The camera crew records my finish!
 With clean road tyres I soon found myself pushing my bike up the last steep hill on the final stage.  I tried to do some math in my head (hard to do when exercising, really) and concluded that there was plenty of time to reach the finish for under 30 hours, but pride kept me racing hard.  Unfortunately my tired legs didn't have much left in them, and I strugged to keep up with teams around me riding with MTB tyres.  Finally we were on the graveled old railway which leads up and over the moor, and the ocean came into sight!   My shoes were waiting for me in the transition area, and I tore out of there down the hill toward the finish.   My muscles were all but giving up on me by that point but I knew in two minutes I could finally finish.  I guess my brain was shutting down as well because I forgot to dib in at the finish line and had to go back and get it!  At any rate it was a relief to wear the finisher's medal and clap for the teams starting to stream in.

Trying to breath after 4 days of hard racing...
 I was happy to have held off the leaders for the day as within 5 minutes it seemed most of the front-runners were sprinting in.  The finish area started heaving with people and I found a spot on the grass to watch all the action.  After everyone finished, we had the awards ceremony, and amazingly enough I held in there to finish third in the women's category.  Although there was no photo finish needed, as I was over 4 hours behind Sally in 2nd and 6 hours ahead of Ruth in 4th. 

From left to right:  Sally Ozanne (2nd), Fiona McBryde (1st), Dawn Westrum (3rd)
Stage 4 results are here      Overall results are here  

After I got home, I did some race analysis, and figured out that of 4-5 hours I lost to the women ahead of me, one full hour of it was in transition!  Ouch!!  I thought I had been getting through tranisition pretty fast, and Rob was starting to get the hang of it by the last couple of days.  But I'll have to get faster at those for sure.

My Excel Spreadsheet of all the results + transition times is here

Also lost quite a bit of time on the kayak as I was using a plastic sea kayak and the fast competitors all had surf skis.  Probably lost another hour or two there.  Also lost quite a bit of time on the run sections but no excuses, I guess they are just faster than me as I came into the race as fit as I had every been.   Was psyched that I kept up with them on the biking sections for the most part. 

Most happy that I never got lost, didn't have a flat, didn't get injured, and Rob never got lost either!   Never ever expected to win, was really just hoping to finish, so the 3rd place was just extra credit.  This was a my longest race ever, but I finished feeling pretty strong and confident, so definitely already looking ahead to to the 2 day non-stop Swift and 4-5 day Sting in Sterling next year! 

But most of all, really just enjoyed every minute of my journey across England!
Rob and I both happy to reach the finish line!

The Team winners

From Sea to Sea on the Coast to Coast....


  1. Flippin' brilliant result, Dawn.
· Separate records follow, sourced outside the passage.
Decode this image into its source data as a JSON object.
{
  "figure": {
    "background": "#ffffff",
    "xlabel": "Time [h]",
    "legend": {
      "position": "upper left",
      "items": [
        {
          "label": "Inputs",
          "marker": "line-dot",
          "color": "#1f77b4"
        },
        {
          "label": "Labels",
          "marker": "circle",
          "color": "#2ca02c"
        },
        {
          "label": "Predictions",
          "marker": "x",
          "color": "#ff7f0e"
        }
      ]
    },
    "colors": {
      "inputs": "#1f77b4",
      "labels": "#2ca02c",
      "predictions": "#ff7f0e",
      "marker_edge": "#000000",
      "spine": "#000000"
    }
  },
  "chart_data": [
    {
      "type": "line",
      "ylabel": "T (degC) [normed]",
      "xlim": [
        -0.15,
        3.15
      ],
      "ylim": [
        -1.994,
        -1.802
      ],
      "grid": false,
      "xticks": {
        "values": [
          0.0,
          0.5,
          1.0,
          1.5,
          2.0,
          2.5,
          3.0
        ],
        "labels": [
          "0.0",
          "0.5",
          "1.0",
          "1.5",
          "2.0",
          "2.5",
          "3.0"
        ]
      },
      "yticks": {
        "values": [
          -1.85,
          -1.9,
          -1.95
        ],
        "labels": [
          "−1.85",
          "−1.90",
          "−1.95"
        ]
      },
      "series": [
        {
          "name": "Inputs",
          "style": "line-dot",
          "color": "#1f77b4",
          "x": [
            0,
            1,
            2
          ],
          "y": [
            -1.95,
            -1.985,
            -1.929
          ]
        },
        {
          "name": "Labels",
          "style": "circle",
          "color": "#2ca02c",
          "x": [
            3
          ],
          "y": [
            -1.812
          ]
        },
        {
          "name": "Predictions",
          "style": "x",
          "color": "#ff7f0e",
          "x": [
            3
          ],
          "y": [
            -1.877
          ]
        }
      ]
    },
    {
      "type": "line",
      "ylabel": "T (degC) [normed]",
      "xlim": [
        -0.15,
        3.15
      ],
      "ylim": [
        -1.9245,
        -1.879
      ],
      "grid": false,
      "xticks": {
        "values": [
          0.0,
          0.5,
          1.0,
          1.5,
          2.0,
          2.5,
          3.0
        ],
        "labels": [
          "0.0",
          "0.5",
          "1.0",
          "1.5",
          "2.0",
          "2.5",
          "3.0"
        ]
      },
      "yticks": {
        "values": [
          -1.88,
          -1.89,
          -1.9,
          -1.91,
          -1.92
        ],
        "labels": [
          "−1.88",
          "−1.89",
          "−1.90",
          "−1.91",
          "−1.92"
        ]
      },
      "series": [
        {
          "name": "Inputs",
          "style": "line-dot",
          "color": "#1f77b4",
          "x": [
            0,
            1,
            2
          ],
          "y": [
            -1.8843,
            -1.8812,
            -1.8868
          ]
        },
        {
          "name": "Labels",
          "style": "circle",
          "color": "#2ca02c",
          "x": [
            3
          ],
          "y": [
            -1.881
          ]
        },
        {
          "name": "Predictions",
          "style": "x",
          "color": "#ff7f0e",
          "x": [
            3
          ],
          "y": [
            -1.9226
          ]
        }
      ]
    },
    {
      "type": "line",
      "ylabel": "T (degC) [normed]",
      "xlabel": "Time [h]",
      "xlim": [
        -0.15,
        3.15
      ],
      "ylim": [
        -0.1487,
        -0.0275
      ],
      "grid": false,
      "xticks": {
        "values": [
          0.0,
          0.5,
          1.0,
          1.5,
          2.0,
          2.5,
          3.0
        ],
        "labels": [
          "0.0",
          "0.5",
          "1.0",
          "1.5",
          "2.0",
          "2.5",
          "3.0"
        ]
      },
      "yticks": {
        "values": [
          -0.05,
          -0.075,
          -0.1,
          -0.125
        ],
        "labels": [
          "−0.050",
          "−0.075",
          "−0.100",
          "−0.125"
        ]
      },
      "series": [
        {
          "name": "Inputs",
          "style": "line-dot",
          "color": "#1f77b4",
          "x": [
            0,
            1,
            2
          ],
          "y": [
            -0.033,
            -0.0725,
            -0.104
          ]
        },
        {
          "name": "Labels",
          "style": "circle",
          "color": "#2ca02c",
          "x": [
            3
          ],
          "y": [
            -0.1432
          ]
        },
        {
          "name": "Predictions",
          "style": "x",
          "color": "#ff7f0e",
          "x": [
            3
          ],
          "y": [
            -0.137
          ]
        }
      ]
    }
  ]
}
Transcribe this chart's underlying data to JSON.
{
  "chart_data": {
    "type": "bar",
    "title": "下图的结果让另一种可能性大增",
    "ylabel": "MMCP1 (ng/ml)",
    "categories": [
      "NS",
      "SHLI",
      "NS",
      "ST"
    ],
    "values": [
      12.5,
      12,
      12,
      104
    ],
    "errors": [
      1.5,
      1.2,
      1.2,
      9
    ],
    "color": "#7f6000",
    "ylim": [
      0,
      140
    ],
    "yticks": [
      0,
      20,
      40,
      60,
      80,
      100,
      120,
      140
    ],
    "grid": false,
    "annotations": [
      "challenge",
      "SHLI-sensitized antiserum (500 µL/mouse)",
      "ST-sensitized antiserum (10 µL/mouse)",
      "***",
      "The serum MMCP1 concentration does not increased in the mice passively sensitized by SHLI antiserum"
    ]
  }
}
Your multi-disciplinary endurance escapades are making me jealous. Trouble is I don't like water! Sounds strange from someone who lives in such a wet climate?

  2. Nick, you notice that I've switched from swimming to kayaking, so I can stay (mostly) on top of the water rather than in it! Not a big fan of cold water myself... But whatever I'm doing, I love seeing the beautiful scenery of the country, it keeps me going!